At last, he says, “To help you.” His eyes fall, and I see his hopelessness. “To love you.”

His words. His face. His voice. I remember him. I remember my love for him, and I feel a new love for him, one that grew all over again when I didn’t know who he was.

And I fall into him. His arms come around me right away, and my lips meet his. Perfect fit, something inside me says. I kiss him and I hug him and I never want to let go. This feels urgent and desperate. Completely vital.

“Help me,” I whisper.

“I’m trying,” he says.

I allow him to lead me back through the Python manor, away from the hole—far away from it—but I can’t stop my mind from thinking about everything I’ve seen. Especially… that…

My little Nori, reduced to that. It can’t be real. It just… can’t.





Not again. I can’t take this anymore.

La Baume. The kitchen. I watch myself mash up peanuts, like I’ve done a million times before. The other me adds sugar and a little butter. She mixes it up, fiercely. I can see she is trying not to cry. When she’s done, she turns, revealing Nori standing behind her, and hands the mess over.

I step forward without thinking. But something is wrong.

Nori eats the peanut butter slowly

something is wrong

and it looks

like the effort is gigantic.

She swallows it down and smiles at the other me something is wrong

trying to reassure the other me—I’m okay, Silla, I really am, her eyes say—but then she vomits it all back up, curling over and heaving like her body won’t take the food it is offered. So familiar. I know this feeling well.

And now I see it.

Nori is sick. She’s very, very sick.

The other me says, “Don’t worry,” because Nori looks so ashamed of herself, but then Nori sits down very suddenly, looking dazed and thirsty, so the other me gathers her up and carries her upstairs.

I don’t want to follow.

I follow.


I stay.


I watch.


It’s like some sick kind of stop-motion film, sped up. I watch myself as the days pass, caring for Nori, who wastes away in her bed. She is so thin, so pale, so thirsty. The other me tries to feed her the peanuts, but Nori rejects it all. The other Silla wishes she had fresh apples. Gowan always brought the apples from the apple tree.
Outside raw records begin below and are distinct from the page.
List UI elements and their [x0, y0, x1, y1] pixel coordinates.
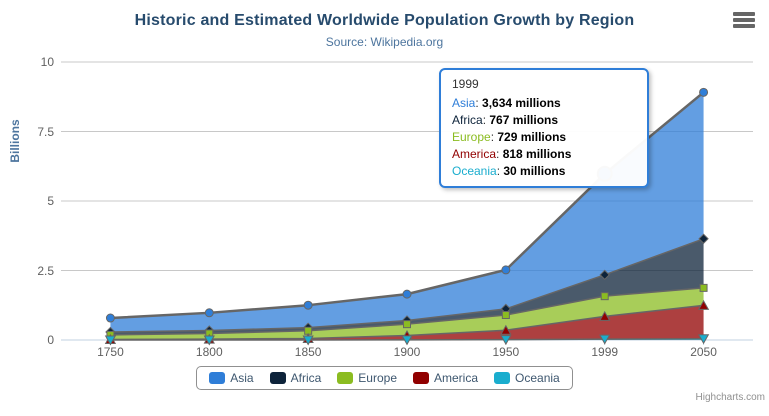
legend-label: Europe: [358, 371, 397, 385]
legend: Asia Africa Europe America Oceania: [0, 366, 769, 390]
legend-swatch-america: [413, 372, 429, 384]
tooltip-series-value: 3,634 millions: [482, 96, 561, 110]
marker-asia[interactable]: [303, 300, 313, 310]
x-axis-label: 1999: [591, 345, 619, 359]
marker-asia[interactable]: [204, 308, 214, 318]
marker-oceania[interactable]: [697, 334, 710, 345]
marker-europe[interactable]: [403, 320, 411, 329]
tooltip-series-name: Oceania: [452, 164, 497, 178]
tooltip-row-africa: Africa: 767 millions: [452, 113, 559, 127]
tooltip-category: 1999: [452, 77, 479, 91]
x-axis-label: 1750: [97, 345, 124, 359]
marker-oceania[interactable]: [104, 335, 117, 346]
y-axis-label: 2.5: [37, 263, 54, 278]
tooltip-series-value: 729 millions: [497, 130, 567, 144]
marker-asia[interactable]: [699, 87, 709, 97]
legend-swatch-oceania: [494, 372, 511, 384]
legend-item-europe[interactable]: Europe: [337, 371, 397, 385]
legend-item-oceania[interactable]: Oceania: [494, 371, 560, 385]
legend-swatch-asia: [209, 372, 226, 384]
legend-item-america[interactable]: America: [413, 371, 478, 385]
marker-africa[interactable]: [599, 269, 610, 281]
marker-america[interactable]: [500, 324, 512, 335]
chart-title: Historic and Estimated Worldwide Populat…: [134, 12, 635, 29]
marker-oceania[interactable]: [302, 335, 314, 346]
tooltip-series-name: Africa: [452, 113, 483, 127]
tooltip-series-value: 30 millions: [503, 164, 566, 178]
marker-europe[interactable]: [699, 283, 708, 292]
tooltip: 1999 Asia: 3,634 millions Africa: 767 mil…: [439, 68, 649, 188]
x-axis-label: 1900: [393, 345, 421, 359]
marker-asia[interactable]: [501, 265, 511, 275]
marker-europe[interactable]: [600, 292, 609, 301]
tooltip-row-america: America: 818 millions: [452, 147, 572, 161]
y-axis-label: 0: [47, 333, 54, 347]
legend-swatch-africa: [269, 372, 286, 384]
legend-label: America: [434, 371, 479, 385]
legend-item-africa[interactable]: Africa: [269, 371, 322, 385]
x-axis-label: 1850: [294, 345, 322, 359]
tooltip-series-value: 818 millions: [502, 147, 572, 161]
legend-box: Asia Africa Europe America Oceania: [196, 366, 573, 390]
legend-label: Asia: [230, 371, 254, 385]
tooltip-row-europe: Europe: 729 millions: [452, 130, 567, 144]
marker-africa[interactable]: [698, 233, 709, 244]
marker-asia[interactable]: [402, 289, 412, 299]
area-asia[interactable]: [110, 92, 704, 332]
marker-america[interactable]: [697, 299, 710, 310]
marker-asia[interactable]: [105, 313, 115, 323]
y-axis-label: 7.5: [37, 124, 54, 139]
legend-item-asia[interactable]: Asia: [209, 371, 254, 385]
tooltip-series-name: Asia: [452, 96, 476, 110]
tooltip-series-value: 767 millions: [489, 113, 559, 127]
y-axis-title: Billions: [8, 119, 22, 163]
tooltip-row-asia: Asia: 3,634 millions: [452, 96, 561, 110]
marker-oceania[interactable]: [500, 335, 512, 346]
marker-oceania[interactable]: [599, 334, 611, 345]
tooltip-series-name: Europe: [452, 130, 491, 144]
tooltip-series-name: America: [452, 147, 497, 161]
x-axis-label: 1800: [195, 345, 223, 359]
marker-america[interactable]: [599, 310, 611, 321]
legend-label: Africa: [290, 371, 322, 385]
x-axis-label: 1950: [492, 345, 520, 359]
area-america[interactable]: [110, 305, 704, 340]
hamburger-icon: [733, 12, 755, 16]
credits-link[interactable]: Highcharts.com: [695, 392, 765, 403]
y-axis-label: 5: [47, 194, 54, 208]
y-axis-label: 10: [40, 55, 54, 69]
area-africa[interactable]: [110, 238, 704, 335]
marker-oceania[interactable]: [401, 335, 413, 346]
legend-label: Oceania: [515, 371, 560, 385]
marker-oceania[interactable]: [203, 335, 215, 346]
chart-subtitle: Source: Wikipedia.org: [325, 35, 444, 49]
marker-europe[interactable]: [501, 311, 510, 320]
context-menu-button[interactable]: [733, 12, 757, 32]
legend-swatch-europe: [337, 372, 354, 384]
tooltip-row-oceania: Oceania: 30 millions: [452, 164, 566, 178]
x-axis-label: 2050: [690, 345, 717, 359]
The other Silla wanders from the chair by the window, peering out into the woods, to the chair by the bed, sitting beside Nori and reading to her, feeding her, cleaning her, crying for her.

Day passes day passes day. She visits the window often, but the view doesn’t change. No one comes.

One day, another long day of suffering, Silla finds a journal. It is old, so old, that it has calcified somehow, the cover turning hard as stone. It is cracked down the middle. She finds a pen, opens the broken book, and begins to write.

I peer over her shoulder.

They say I’m crazy, she writes.

Days, nights, days.

No Gowan. No sign.

Nori grows thinner, sicker, thinner. She stops taking water, too, after a little while. The other me looks better, but not much.

The food is gone now. Only one dried apple left, which she was hoping to avoid because it has some mold on the side.

I watch as Silla feeds it to Nori, instead of taking it herself, even though she knows Nori won’t keep it down. But she must try. She has to try. I watch the slow painful bites, the excruciating swallows.

And then—

And then I am in the other Silla. I am her, and she is me, and there is ink on my fingers, which are curled around a broken book. I am so hungry. The pain is constant, inevitable, wholly distracting.

I try to feed Nori, but she is no longer awake or responding. Terror like a blinding flash hits me, and I check—she’s breathing. Shallow. So shallow. I begin to cry, but there is no water in my body.

I try to say Nori’s name, but there is not enough strength even for that.

I climb into the bed next to my sister, clutching her to me, and I fall asleep.

Please… I think. Please, Gowan. We need you.





When I wake, Nori is ice cold in the bed beside me.





“It gets bad after this.” Gowan is standing in the shadows of the room.

“I know.”

I stay in bed for a long time. The smells get pretty bad, but I won’t let go of her, and it soon passes. There’s something wet in the bed with us, but that passes, too. I can’t… I can’t do this.…

And I’m out. Watching. Once more a spectator. The other Silla is in the bed, and I am standing at the foot of it.

I watch myself linger on, staring with yearning, desperate eyes at the window.

I watch myself write, sicken, suffer, and very slowly… die.





“This is what happened,” I say.

Gowan, beside me now, nods.

“This is how I died. How we died.”

He nods again.

“I’m to blame.”

He faces me, takes my shoulders. “No. You can’t think that. It was so hard back then, all that talk of war, people running scared.… People died. So many people died. Cath was weak and sick, and she went mad and killed herself. That’s not your fault. Nori died from some kind of wasting sickness and that was not your fault.” He pauses. “You couldn’t have saved her, Silla.” He pauses. “You starved to death, and, yes, that was your choice. But… you have to forgive yourself, Silla.”